You are viewing a plain text version of this content. The canonical link for it is here.
Posted to dev@rya.apache.org by "Aaron D. Mihalik" <aa...@gmail.com> on 2016/10/14 17:41:15 UTC
findbugs-annotations?
Anyone know where I can find a repo for this artifact:
com.github.stephenc.findbugs:findbugs-annotations:3.0.1-1
stephenc lists the Repositories here [1] but I can't find the latest
release in those mentioned repos (i.e. here [2] or here [3])
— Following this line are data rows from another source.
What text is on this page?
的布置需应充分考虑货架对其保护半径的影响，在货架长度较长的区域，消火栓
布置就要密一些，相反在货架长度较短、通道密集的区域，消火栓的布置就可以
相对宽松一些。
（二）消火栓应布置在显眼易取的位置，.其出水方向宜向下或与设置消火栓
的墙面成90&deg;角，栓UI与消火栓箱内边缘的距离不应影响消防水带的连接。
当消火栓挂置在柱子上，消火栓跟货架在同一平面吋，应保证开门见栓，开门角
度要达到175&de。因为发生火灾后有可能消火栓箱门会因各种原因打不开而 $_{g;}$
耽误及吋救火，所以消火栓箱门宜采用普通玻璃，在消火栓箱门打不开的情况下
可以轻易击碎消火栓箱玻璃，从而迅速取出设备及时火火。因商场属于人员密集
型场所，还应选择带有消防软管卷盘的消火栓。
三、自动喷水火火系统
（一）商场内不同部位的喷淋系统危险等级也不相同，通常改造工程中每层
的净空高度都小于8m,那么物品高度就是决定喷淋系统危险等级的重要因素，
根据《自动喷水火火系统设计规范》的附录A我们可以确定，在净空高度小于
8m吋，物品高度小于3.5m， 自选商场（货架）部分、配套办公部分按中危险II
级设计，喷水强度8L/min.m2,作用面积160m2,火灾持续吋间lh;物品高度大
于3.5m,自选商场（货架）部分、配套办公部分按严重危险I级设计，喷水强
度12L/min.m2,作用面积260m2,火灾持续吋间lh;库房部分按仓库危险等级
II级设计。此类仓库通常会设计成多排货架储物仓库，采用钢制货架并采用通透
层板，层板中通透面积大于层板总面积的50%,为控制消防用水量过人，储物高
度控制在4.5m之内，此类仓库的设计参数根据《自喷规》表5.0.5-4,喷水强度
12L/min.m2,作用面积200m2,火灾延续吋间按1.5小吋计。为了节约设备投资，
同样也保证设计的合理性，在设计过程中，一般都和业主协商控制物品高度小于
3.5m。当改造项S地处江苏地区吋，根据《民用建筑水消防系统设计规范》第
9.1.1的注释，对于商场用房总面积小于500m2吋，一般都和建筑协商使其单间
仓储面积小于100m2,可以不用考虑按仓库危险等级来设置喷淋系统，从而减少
I don't think we'll have this resolved for RC2, but I'm hoping that's okay
because other projects depend on findbugs:jsr305 (i.e. hadoop and fluo).
--Aaron
[1]
http://stephenc.github.io/findbugs-annotations/distribution-management.html
[2]
https://oss.sonatype.org/content/repositories/releases/com/github/stephenc/findbugs/findbugs-annotations/
[3]
https://repo.maven.apache.org/maven2/com/github/stephenc/findbugs/findbugs-annotations/
Re: findbugs-annotations?
Posted by Josh Elser <jo...@gmail.com>.
My understanding is that you would still use javax.annotation.Nullable
(or any defined in JSR-305) in the code and then the implementation you
provide on the classpath would satisfy the implementation. Have you
tried out removing the findbugs version for the stephenc version at
runtime to see if things explode?
re: Phoenix, looks like I need to bash more heads. I had a multi-day
event recently fixing their licensing, but it appears that you found
something I had missed. Thanks for pointing it out. I think maybe the
findbugs dependency was just not removed...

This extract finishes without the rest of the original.